Maybe their enthusiasm for this site would be better directed at maintaining the site better as very little as been done in the last 10 years.
The last story about Montreal Square was on the 16/05/2015.
Residents including the elderly and vulnerable feel it’s time to end this and allow us to live in peace.
The residents, some of whom have lived in the square for more than 40 years, say they will continue to fight the plans being consulted on by charitable housing association CHS Group. They have now gathered the support of Cambridge MP Daniel Zeichner, who says he cannot support a plan opposed by the community.
Mill Road poet, Carol Ann Wood visited some of the Montreal Square residents and was moved to write and record this poem in tribute to their campaign. Click the image to download your own copy of the poem. (PDF 6.7 MB)
Mill Road TV filmed the gathering and interviewed some of those present.
Cambridge Housing Society (CHS), a local housing association, announced earlier this year that 18 residences just off of Mill Road were to be demolished, replaced by over 30 new houses and blocks of flats. Varsity spoke to three women who are campaigning to preserve the square many have lived in for decades.
Cheryl Smith, 60, Marti King, 73, and Ann Byerley, 67, have lived on Montreal Square, a cul-de-sac of 18 homes just off Mill Road owned by CHS, for 17, 40, and 43 years respectively.
This is just eight years after CHS Group undertook some improvements to Montreal Square’s homes and accepted that residents did not want a redevelopment scheme…
1st 2010 letter to Montreal Square residents from CHS group
14th October 2010
The future of Montreal Square
I am writing to you to ask if we can come and visit you. The reason for this is that we need to ask for your views about the long term future of the houses at Montreal Square. CHS has begun a review due to the age and condition of these houses and we want to talk to you about the next steps.
Your Housing Officer Doug Stother would like to call on you personally at home on either Tuesday 19th October or Wednesday 20th October. He can come morning, afternoon or early evening. We have provisionally set a time of approximately 3:45 p.m. on Tuesday 19th October for Doug to visit you. However if this is not convenient, or you would prefer to meet somewhere else, then please do let us know and we will agree a more convenient time and location with you.
Doug works out of the office a lot of the time, and so it will not be easy for you to call him direct if you need to re-arrange the visit time.
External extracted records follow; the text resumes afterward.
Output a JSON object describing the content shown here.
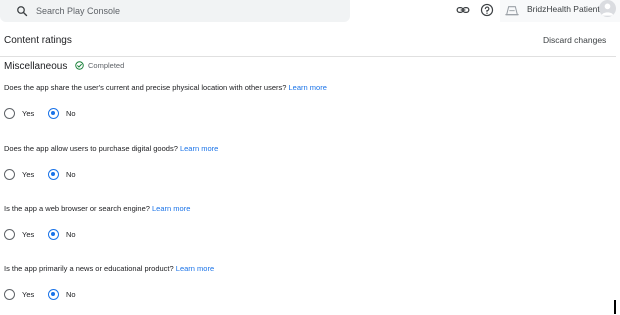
{
  "search": {
    "placeholder": "Search Play Console"
  },
  "header": {
    "app_name": "BridzHealth Patient"
  },
  "page": {
    "title": "Content ratings",
    "discard_label": "Discard changes"
  },
  "section": {
    "title": "Miscellaneous",
    "status": "Completed"
  },
  "questions": [
    {
      "text": "Does the app share the user's current and precise physical location with other users?",
      "learn_more": "Learn more",
      "yes_label": "Yes",
      "no_label": "No",
      "selected": "No"
    },
    {
      "text": "Does the app allow users to purchase digital goods?",
      "learn_more": "Learn more",
      "yes_label": "Yes",
      "no_label": "No",
      "selected": "No"
    },
    {
      "text": "Is the app a web browser or search engine?",
      "learn_more": "Learn more",
      "yes_label": "Yes",
      "no_label": "No",
      "selected": "No"
    },
    {
      "text": "Is the app primarily a news or educational product?",
      "learn_more": "Learn more",
      "yes_label": "Yes",
      "no_label": "No",
      "selected": "No"
    }
  ],
  "colors": {
    "accent": "#1a73e8",
    "success": "#188038",
    "text": "#202124",
    "muted": "#5f6368",
    "search_bg": "#f1f3f4"
  },
  "icons": {
    "search": "search-icon",
    "link": "link-icon",
    "help": "help-icon",
    "app": "app-icon",
    "avatar": "avatar-icon",
    "status": "check-circle-icon"
  }
}
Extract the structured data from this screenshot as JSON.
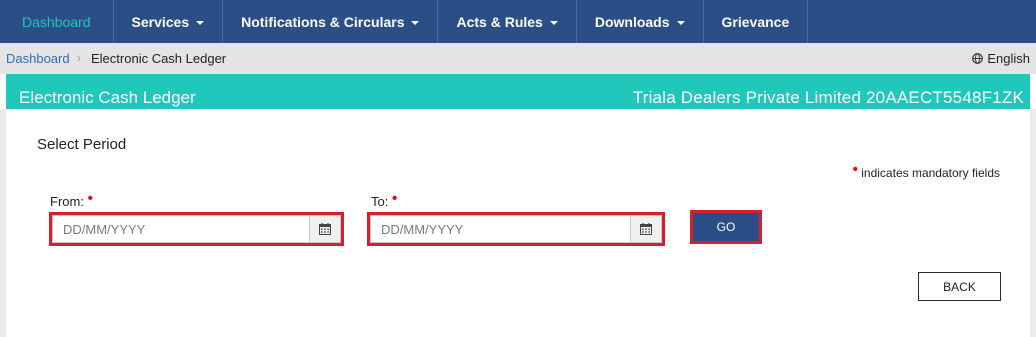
{
  "nav": {
    "items": [
      {
        "label": "Dashboard",
        "active": true,
        "dropdown": false
      },
      {
        "label": "Services",
        "active": false,
        "dropdown": true
      },
      {
        "label": "Notifications & Circulars",
        "active": false,
        "dropdown": true
      },
      {
        "label": "Acts & Rules",
        "active": false,
        "dropdown": true
      },
      {
        "label": "Downloads",
        "active": false,
        "dropdown": true
      },
      {
        "label": "Grievance",
        "active": false,
        "dropdown": false
      }
    ]
  },
  "breadcrumb": {
    "home": "Dashboard",
    "separator": "›",
    "current": "Electronic Cash Ledger",
    "language": "English",
    "language_icon": "globe-icon"
  },
  "header": {
    "title": "Electronic Cash Ledger",
    "company": "Triala Dealers Private Limited 20AAECT5548F1ZK"
  },
  "form": {
    "section_title": "Select Period",
    "mandatory_note": "indicates mandatory fields",
    "required_marker": "•",
    "from": {
      "label": "From:",
      "value": "",
      "placeholder": "DD/MM/YYYY",
      "icon": "calendar-icon"
    },
    "to": {
      "label": "To:",
      "value": "",
      "placeholder": "DD/MM/YYYY",
      "icon": "calendar-icon"
    },
    "go_label": "GO",
    "back_label": "BACK"
  },
  "colors": {
    "nav_bg": "#2c4e86",
    "nav_active": "#1fc8bb",
    "header_bg": "#1fc8bb",
    "highlight_border": "#d61f2c",
    "required": "#e01010"
  }
}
Therefore would you please call our Customer Service team on 0300 111 3555 who have access to Doug’s diary and can re-arrange the time for you.
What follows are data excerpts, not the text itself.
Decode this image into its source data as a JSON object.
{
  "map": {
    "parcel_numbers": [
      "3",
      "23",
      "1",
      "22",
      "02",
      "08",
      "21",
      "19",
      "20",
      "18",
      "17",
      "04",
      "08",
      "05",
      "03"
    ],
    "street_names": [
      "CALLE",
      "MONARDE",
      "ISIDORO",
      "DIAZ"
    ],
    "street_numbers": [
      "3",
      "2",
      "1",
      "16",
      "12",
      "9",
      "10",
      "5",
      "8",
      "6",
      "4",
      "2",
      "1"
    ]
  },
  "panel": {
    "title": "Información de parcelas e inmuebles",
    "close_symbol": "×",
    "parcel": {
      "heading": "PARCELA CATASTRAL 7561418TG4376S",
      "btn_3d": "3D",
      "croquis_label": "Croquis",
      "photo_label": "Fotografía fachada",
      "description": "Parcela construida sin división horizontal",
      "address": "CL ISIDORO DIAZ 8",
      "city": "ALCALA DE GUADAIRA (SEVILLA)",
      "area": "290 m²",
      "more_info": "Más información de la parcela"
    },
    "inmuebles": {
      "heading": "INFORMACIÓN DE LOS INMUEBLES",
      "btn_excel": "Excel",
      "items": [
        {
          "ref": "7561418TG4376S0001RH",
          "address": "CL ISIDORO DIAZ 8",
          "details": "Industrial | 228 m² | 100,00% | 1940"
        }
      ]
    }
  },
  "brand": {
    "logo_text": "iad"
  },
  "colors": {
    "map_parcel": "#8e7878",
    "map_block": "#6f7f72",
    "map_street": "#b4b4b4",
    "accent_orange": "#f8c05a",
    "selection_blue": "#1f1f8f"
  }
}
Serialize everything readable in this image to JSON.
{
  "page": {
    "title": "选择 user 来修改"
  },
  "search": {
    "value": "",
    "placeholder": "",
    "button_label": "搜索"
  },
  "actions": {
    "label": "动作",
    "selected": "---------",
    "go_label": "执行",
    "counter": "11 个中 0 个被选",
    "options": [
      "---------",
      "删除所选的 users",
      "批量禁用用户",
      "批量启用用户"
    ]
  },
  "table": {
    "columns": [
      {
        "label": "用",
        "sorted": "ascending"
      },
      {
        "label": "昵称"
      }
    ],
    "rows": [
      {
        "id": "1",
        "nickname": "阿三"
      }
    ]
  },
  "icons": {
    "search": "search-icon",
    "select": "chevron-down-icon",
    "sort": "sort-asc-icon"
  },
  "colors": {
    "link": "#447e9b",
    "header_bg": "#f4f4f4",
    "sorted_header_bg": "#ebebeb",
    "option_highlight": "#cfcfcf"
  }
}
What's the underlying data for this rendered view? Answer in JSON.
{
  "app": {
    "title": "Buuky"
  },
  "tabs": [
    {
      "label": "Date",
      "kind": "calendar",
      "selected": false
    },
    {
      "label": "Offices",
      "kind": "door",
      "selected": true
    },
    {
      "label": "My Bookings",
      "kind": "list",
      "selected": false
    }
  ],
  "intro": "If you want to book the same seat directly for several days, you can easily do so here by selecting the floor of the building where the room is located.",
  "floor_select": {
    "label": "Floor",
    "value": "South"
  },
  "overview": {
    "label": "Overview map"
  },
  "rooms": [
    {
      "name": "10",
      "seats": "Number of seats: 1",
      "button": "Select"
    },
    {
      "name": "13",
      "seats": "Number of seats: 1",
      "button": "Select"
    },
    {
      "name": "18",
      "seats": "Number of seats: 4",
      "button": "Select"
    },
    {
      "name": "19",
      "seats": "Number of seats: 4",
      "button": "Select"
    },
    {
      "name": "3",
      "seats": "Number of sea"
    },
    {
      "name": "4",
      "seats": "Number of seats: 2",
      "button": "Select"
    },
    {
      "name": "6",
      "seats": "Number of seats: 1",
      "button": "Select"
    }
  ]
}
I am sorry if this letter is quite short notice of our visit – we have assumed that you would be keen to ﬁnd out more about this as quickly as possible once we wrote to you.
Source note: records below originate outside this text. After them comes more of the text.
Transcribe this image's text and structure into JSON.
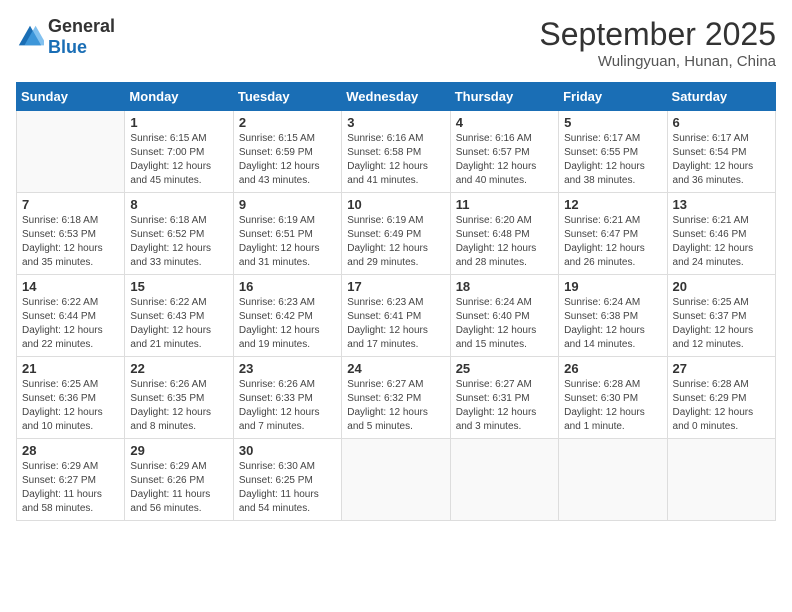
{
  "header": {
    "logo_general": "General",
    "logo_blue": "Blue",
    "month": "September 2025",
    "location": "Wulingyuan, Hunan, China"
  },
  "days_of_week": [
    "Sunday",
    "Monday",
    "Tuesday",
    "Wednesday",
    "Thursday",
    "Friday",
    "Saturday"
  ],
  "weeks": [
    [
      {
        "day": "",
        "info": ""
      },
      {
        "day": "1",
        "info": "Sunrise: 6:15 AM\nSunset: 7:00 PM\nDaylight: 12 hours\nand 45 minutes."
      },
      {
        "day": "2",
        "info": "Sunrise: 6:15 AM\nSunset: 6:59 PM\nDaylight: 12 hours\nand 43 minutes."
      },
      {
        "day": "3",
        "info": "Sunrise: 6:16 AM\nSunset: 6:58 PM\nDaylight: 12 hours\nand 41 minutes."
      },
      {
        "day": "4",
        "info": "Sunrise: 6:16 AM\nSunset: 6:57 PM\nDaylight: 12 hours\nand 40 minutes."
      },
      {
        "day": "5",
        "info": "Sunrise: 6:17 AM\nSunset: 6:55 PM\nDaylight: 12 hours\nand 38 minutes."
      },
      {
        "day": "6",
        "info": "Sunrise: 6:17 AM\nSunset: 6:54 PM\nDaylight: 12 hours\nand 36 minutes."
      }
    ],
    [
      {
        "day": "7",
        "info": "Sunrise: 6:18 AM\nSunset: 6:53 PM\nDaylight: 12 hours\nand 35 minutes."
      },
      {
        "day": "8",
        "info": "Sunrise: 6:18 AM\nSunset: 6:52 PM\nDaylight: 12 hours\nand 33 minutes."
      },
      {
        "day": "9",
        "info": "Sunrise: 6:19 AM\nSunset: 6:51 PM\nDaylight: 12 hours\nand 31 minutes."
      },
      {
        "day": "10",
        "info": "Sunrise: 6:19 AM\nSunset: 6:49 PM\nDaylight: 12 hours\nand 29 minutes."
      },
      {
        "day": "11",
        "info": "Sunrise: 6:20 AM\nSunset: 6:48 PM\nDaylight: 12 hours\nand 28 minutes."
      },
      {
        "day": "12",
        "info": "Sunrise: 6:21 AM\nSunset: 6:47 PM\nDaylight: 12 hours\nand 26 minutes."
      },
      {
        "day": "13",
        "info": "Sunrise: 6:21 AM\nSunset: 6:46 PM\nDaylight: 12 hours\nand 24 minutes."
      }
    ],
    [
      {
        "day": "14",
        "info": "Sunrise: 6:22 AM\nSunset: 6:44 PM\nDaylight: 12 hours\nand 22 minutes."
      },
      {
        "day": "15",
        "info": "Sunrise: 6:22 AM\nSunset: 6:43 PM\nDaylight: 12 hours\nand 21 minutes."
      },
      {
        "day": "16",
        "info": "Sunrise: 6:23 AM\nSunset: 6:42 PM\nDaylight: 12 hours\nand 19 minutes."
      },
      {
        "day": "17",
        "info": "Sunrise: 6:23 AM\nSunset: 6:41 PM\nDaylight: 12 hours\nand 17 minutes."
      },
      {
        "day": "18",
        "info": "Sunrise: 6:24 AM\nSunset: 6:40 PM\nDaylight: 12 hours\nand 15 minutes."
      },
      {
        "day": "19",
        "info": "Sunrise: 6:24 AM\nSunset: 6:38 PM\nDaylight: 12 hours\nand 14 minutes."
      },
      {
        "day": "20",
        "info": "Sunrise: 6:25 AM\nSunset: 6:37 PM\nDaylight: 12 hours\nand 12 minutes."
      }
    ],
    [
      {
        "day": "21",
        "info": "Sunrise: 6:25 AM\nSunset: 6:36 PM\nDaylight: 12 hours\nand 10 minutes."
      },
      {
        "day": "22",
        "info": "Sunrise: 6:26 AM\nSunset: 6:35 PM\nDaylight: 12 hours\nand 8 minutes."
      },
      {
        "day": "23",
        "info": "Sunrise: 6:26 AM\nSunset: 6:33 PM\nDaylight: 12 hours\nand 7 minutes."
      },
      {
        "day": "24",
        "info": "Sunrise: 6:27 AM\nSunset: 6:32 PM\nDaylight: 12 hours\nand 5 minutes."
      },
      {
        "day": "25",
        "info": "Sunrise: 6:27 AM\nSunset: 6:31 PM\nDaylight: 12 hours\nand 3 minutes."
      },
      {
        "day": "26",
        "info": "Sunrise: 6:28 AM\nSunset: 6:30 PM\nDaylight: 12 hours\nand 1 minute."
      },
      {
        "day": "27",
        "info": "Sunrise: 6:28 AM\nSunset: 6:29 PM\nDaylight: 12 hours\nand 0 minutes."
      }
    ],
    [
      {
        "day": "28",
        "info": "Sunrise: 6:29 AM\nSunset: 6:27 PM\nDaylight: 11 hours\nand 58 minutes."
      },
      {
        "day": "29",
        "info": "Sunrise: 6:29 AM\nSunset: 6:26 PM\nDaylight: 11 hours\nand 56 minutes."
      },
      {
        "day": "30",
        "info": "Sunrise: 6:30 AM\nSunset: 6:25 PM\nDaylight: 11 hours\nand 54 minutes."
      },
      {
        "day": "",
        "info": ""
      },
      {
        "day": "",
        "info": ""
      },
      {
        "day": "",
        "info": ""
      },
      {
        "day": "",
        "info": ""
      }
    ]
  ]
}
2nd 2010 letter to Montreal Square residents from CHS group
23 December 2010
Last Monday I met with a group of residents from 10 of the houses in Montreal Square. We talked through what the next steps might be following our decision not to now pursue the option of redeveloping the Square to provide new modem homes.
The feeling of the meeting was that you wanted CHS to leave your homes alone and just make sure that we would carry out repairs and maintenance to keep your homes above the Decent Homes Standard. The meeting did not want us to explore more significant improvement options and the problems of funding these.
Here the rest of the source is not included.